Enfin, pour ceux qui se demandent d’où je peux bien tirer ma science, toutes ces histoires du Michelangelo, du Luna Park et de Troilo entre sa téloche et son bigophone, mon secret est tout simple : docta cum libro comme on dit en latin (savante avec un livre). Et ce livre s’intitule Los tangos de Piazzolla y Ferrer, sous titre : 1967-1971, Quereme así piantao, Collection Biblioteca La Siringa, Ed. Peña Lillo, Ediciones Continente, 2000, p 63 (l’adresse de la maison d’édition, c’est Pavón 2229, Buenos Aires). Et tout est écrit dedans mais todo en español, of course ! (6)

(1) jeu de mot que j’ai trouvé impossible à traduire de manière vraiment satisfaisante à mon goût : piantar (ou piantarse à la forme pronominale), en lunfardo, c’est se faire la malle, se tirer, se tailler, calter. Mais quand c’est la raison qui se fait la belle, l’homme devient fou (piantado, participe passé de piantar, ici avec l’élision du d, habituelle lorsque la prononciation est trop rapide). Or l’énergumène dont il est question s’est bel et bien échappé. Echappé d’un asile de fous comme on disait alors, une maison de fous qu’on appelait encore Vieytes (De Vieytes nos aplauden: "¡Viva! ¡Viva! / los locos que inventaron el Amor) et qui, alors que c’était déjà un vrai hôpital moderne, conservait à la fin des années 60 sa sinistre réputation de mouroir pour aliénés. Les poètes Pascual Contursi et Dante A. Linyera y sont morts dans une misère psychique épouvantable dans les années 30, sans doute victimes soit de la syphilis soit de l’absinthe, un alcool très addictif qui provoquait de graves dommages neurologiques, soit des deux à la fois. Aujourd’hui, le même établissement, fondé en 1860, est connu sous le nom d’Hospital Borda et c’est un institut psychiatrique de pointe qui délivre essentiellement des soins ambulatoires et qui souffre, comme tout le système hospitalier public de Buenos Aires, d’un manque chronique de moyens financiers. Le poète Alejandro Szwarcman y anime un atelier d’écriture poétique auquel participent patients et bien portants et le travail des stagiaires fait de temps en temps l’objet d’une présentation en public qui rencontre un franc succès... L’hôpital Borda est situé dans le quartier de Barracas, un quartier pauvre du sud de Buenos Aires.
(2) Vous pouvez aussi y voir la lune rouler comme un ballon dans l’avenue. Mais l’image a été suggérée (la légende le veut ainsi en tout cas) par le spectacle d’un cycliste dans cette artère nord-sud, qui croise Arenales dans le quartier de la Recoleta, si cher au coeur d’Horacio Ferrer et de Amelita Baltar. C’est le quartier de leur enfance...
(3) Le concours de la chanson n’acceptait que des morceaux inédits.
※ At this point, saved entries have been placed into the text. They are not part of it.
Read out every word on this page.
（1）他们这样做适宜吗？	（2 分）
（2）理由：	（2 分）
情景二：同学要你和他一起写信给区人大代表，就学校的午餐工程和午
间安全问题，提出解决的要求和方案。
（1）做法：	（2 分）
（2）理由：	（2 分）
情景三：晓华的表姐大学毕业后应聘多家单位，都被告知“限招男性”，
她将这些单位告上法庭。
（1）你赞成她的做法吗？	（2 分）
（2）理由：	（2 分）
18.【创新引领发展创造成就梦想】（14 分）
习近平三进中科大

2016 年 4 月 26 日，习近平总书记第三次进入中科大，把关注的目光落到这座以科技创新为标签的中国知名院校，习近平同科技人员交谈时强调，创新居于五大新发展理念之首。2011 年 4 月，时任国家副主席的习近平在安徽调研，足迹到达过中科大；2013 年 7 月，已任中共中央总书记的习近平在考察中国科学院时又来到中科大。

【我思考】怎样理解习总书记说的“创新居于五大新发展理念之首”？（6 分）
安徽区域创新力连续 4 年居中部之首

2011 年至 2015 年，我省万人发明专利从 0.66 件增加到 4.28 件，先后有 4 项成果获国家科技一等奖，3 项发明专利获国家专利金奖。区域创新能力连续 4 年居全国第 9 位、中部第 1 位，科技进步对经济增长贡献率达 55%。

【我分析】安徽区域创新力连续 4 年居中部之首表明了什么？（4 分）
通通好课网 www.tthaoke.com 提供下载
Il fallait que la soirée du concours soit aussi celle de la création de la chanson. Pour que les membres du jury n’aient pas d’idée préconcue. Mais Piazzolla n’a jamais aimé respecter ce genre de règlement...
(4) Et celui d’Horacio Ferrer aussi, j’en suis sûre !
(5) L'enregistrement avec Amelita Baltar se fera en 1970 alors que celui du Polaco a lieu le 4 décembre 1969 ! Et sur les archives de la télévision, c'est Amelita Baltar. Droite dans ses bottes devant la salle pas totalement acquise... Amelita Baltar est alors une jeune chanteuse encore très peu connue(María de Buenos Aires, dont elle a créé le rôle titre en mai 1968, est passé largement inaperçu du grand public, cet opéra-tango s'est rattrapé depuis) et Goyeneche est déjà une très grosse vedette, qui est passé successivement de l'orchestre de Horacio Salgán à celui de Aníbal Troilo, avant de se lancer dans une carrière de soliste en 1965.
(6) Le 1967-1971 constitue naturellement le volume n° 1 et il y a en deux en tout. Ce sont deux petits libres qui se glissent facilement dans un sac. De ces petits livres et très belle facture mais bon marché que vous vous procurerez facilement dans une bonne librairie à Buenos Aires, chez Zivals par exemple (sur place et en ligne sur leur site, voir la Colonne de droite, partie basse), à Gandhi, à El Ateneo (peut-être il faudra demander à un vendeur) et naturellement à la Academia Nacional del Tango. Là, c’est sûr.